Ehren Sie die Pilze. Gärtner neigen dazu, sie alle als schädlich abzutun. Haben Sie keine Angst vor ihnen. Nur ein Bruchteil ist schädlich, die allermeisten dagegen sind für das Leben im Garten unverzichtbar. Erde ohne Pilze ist öde und unfruchtbar. Pilzfäden erreichen Stellen, zu denen nicht einmal die kleinsten Wurzeln gelangen. Zudem bilden Pilze Symbiosen mit allen möglichen Gewächsen von Moosen bis zu Bäumen. Sie holen Stoffe von tief unten aus der Erde, damit Pflanzen davon profitieren, und dürfen sich dafür vom Zucker in den Pflanzen ernähren. Die oberirdisch sichtbaren Pilze sind lediglich die Fruchtkörper, mit denen sie ihre Sporen verbreiten.
Wir sind Ignoranten, und neue Erkenntnisse fördern nur zutage, wie wenig wir wissen. Ständig entdecken wir Erstaunliches, ja, Revolutionäres. Wir wissen beispielsweise nun, dass Bakterien in manchen Blättern Stickstoff binden und dass Bäume ihre Nährstoffe aus einer Entfernung von bis zu siebzehn Kilometern holen. Siebzehn Kilometer! Bleiben Sie offen für Neues, und klammen Sie sich nicht an überkommenes Wissen oder Gepflogenheiten.
Unordentlich sein ist eine Tugend
Seien Sie unordentlich. Lassen Sie langes Gras stehen, Blätter liegen, altes Holz faulen, Gras zwischen Ritzen hervorlugen, Moos auf Steinen wachsen. Sie sind alle entscheidende Lebensräume für wichtige Bestandteile eines gesunden Gartens.
Irgendwo in Ihrem Garten sollte immer ungemähtes Gras vor sich hin wachsen. Nichts nützt Insekten mehr als langes Gras. Ideal wären Wiesen verschiedener Höhe, aber schon ein Quadratmeter, auf dem die Halme ungehindert sprießen dürfen, ist Gold wert.
Würmer sind vorzügliche Indikatoren für Bodengesundheit und -fruchtbarkeit. Allein in Großbritannien gibt es über 25 Regenwurmarten, die alle eine wichtige Rolle beim Umarbeiten des Bodens spielen. Ihre Produktivität ist beeindruckend: Würmer arbeiten jährlich 100 bis 200 Tonnen Erde pro Hektar um – so viel wie ein Pflug. Ob es uns gefällt oder nicht, die Erde bewegt sich unter unseren Füßen.

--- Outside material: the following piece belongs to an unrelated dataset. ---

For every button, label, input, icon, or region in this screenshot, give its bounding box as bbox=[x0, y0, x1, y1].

Nach wie vor neigen wir dazu, alles, was den Boden »stört«, also Regenwürmer, Maulwürfe oder Ameisen, als Schädlinge zu betrachten, die dezimiert oder gleich ganz ausgemerzt werden müssen. Aber diese unterirdischen Lebewesen spielen eine wichtige Rolle bei der Lockerung des Bodens und dem Einarbeiten von organischer Substanz in die Erde. Wenn also das nächste Mal ein Maulwurf die Architektur ihres Rasens neu interpretiert, verfluchen Sie ihn nicht, sondern seien Sie dankbar für die Arbeit, die er für Sie erledigt.
Die meisten sogenannten »Schädlinge« sind fast nie die Krankheit, sondern nur das Symptom. Statt sie zu bekämpfen, finden Sie lieber heraus, warum sie sich bei Ihnen so wohlfühlen. Vermutlich haben Sie das sich selbst regulierende Gleichgewicht, das sie im Zaum hält, gestört. Das allein ist – noch – nicht schlimm. Man kann das Gleichgewicht wieder herstellen. Aber nicht, indem man Schädlinge auslöscht.

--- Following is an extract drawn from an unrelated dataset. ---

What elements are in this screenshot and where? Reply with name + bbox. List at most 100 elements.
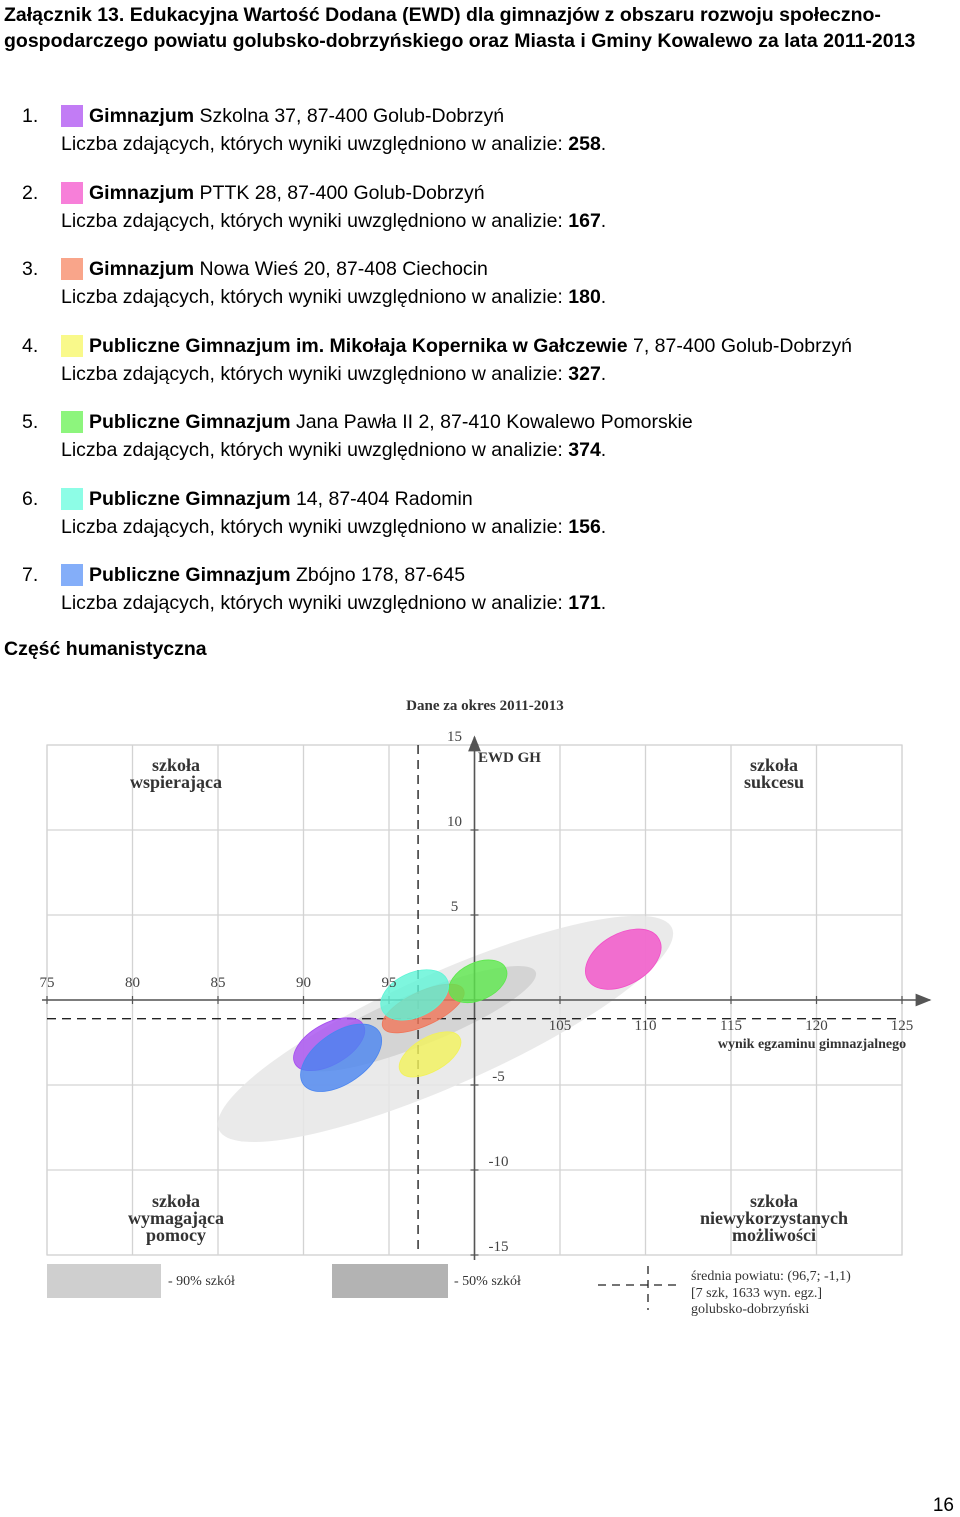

Halten Sie sich Bienen. Keine Bienen = kein Garten = keine Menschen. Sie müssen keine Bienenstöcke haben, es reicht, die Tiere in Ihren Garten zu locken. Bienen mögen breite, offene Blüten. Kultiviert man sie so lange wie möglich, also von Frühjahr bis Herbst, versorgt man die Insekten beständig mit Nektar.
Behandeln Sie Ihren Garten so, wie Sie behandelt werden möchten. Der Planet ist nichts Weltfernes, er ist Realität. Die Erde ist Ihr Garten. Machen Sie also das Richtige. Jeder profitiert davon.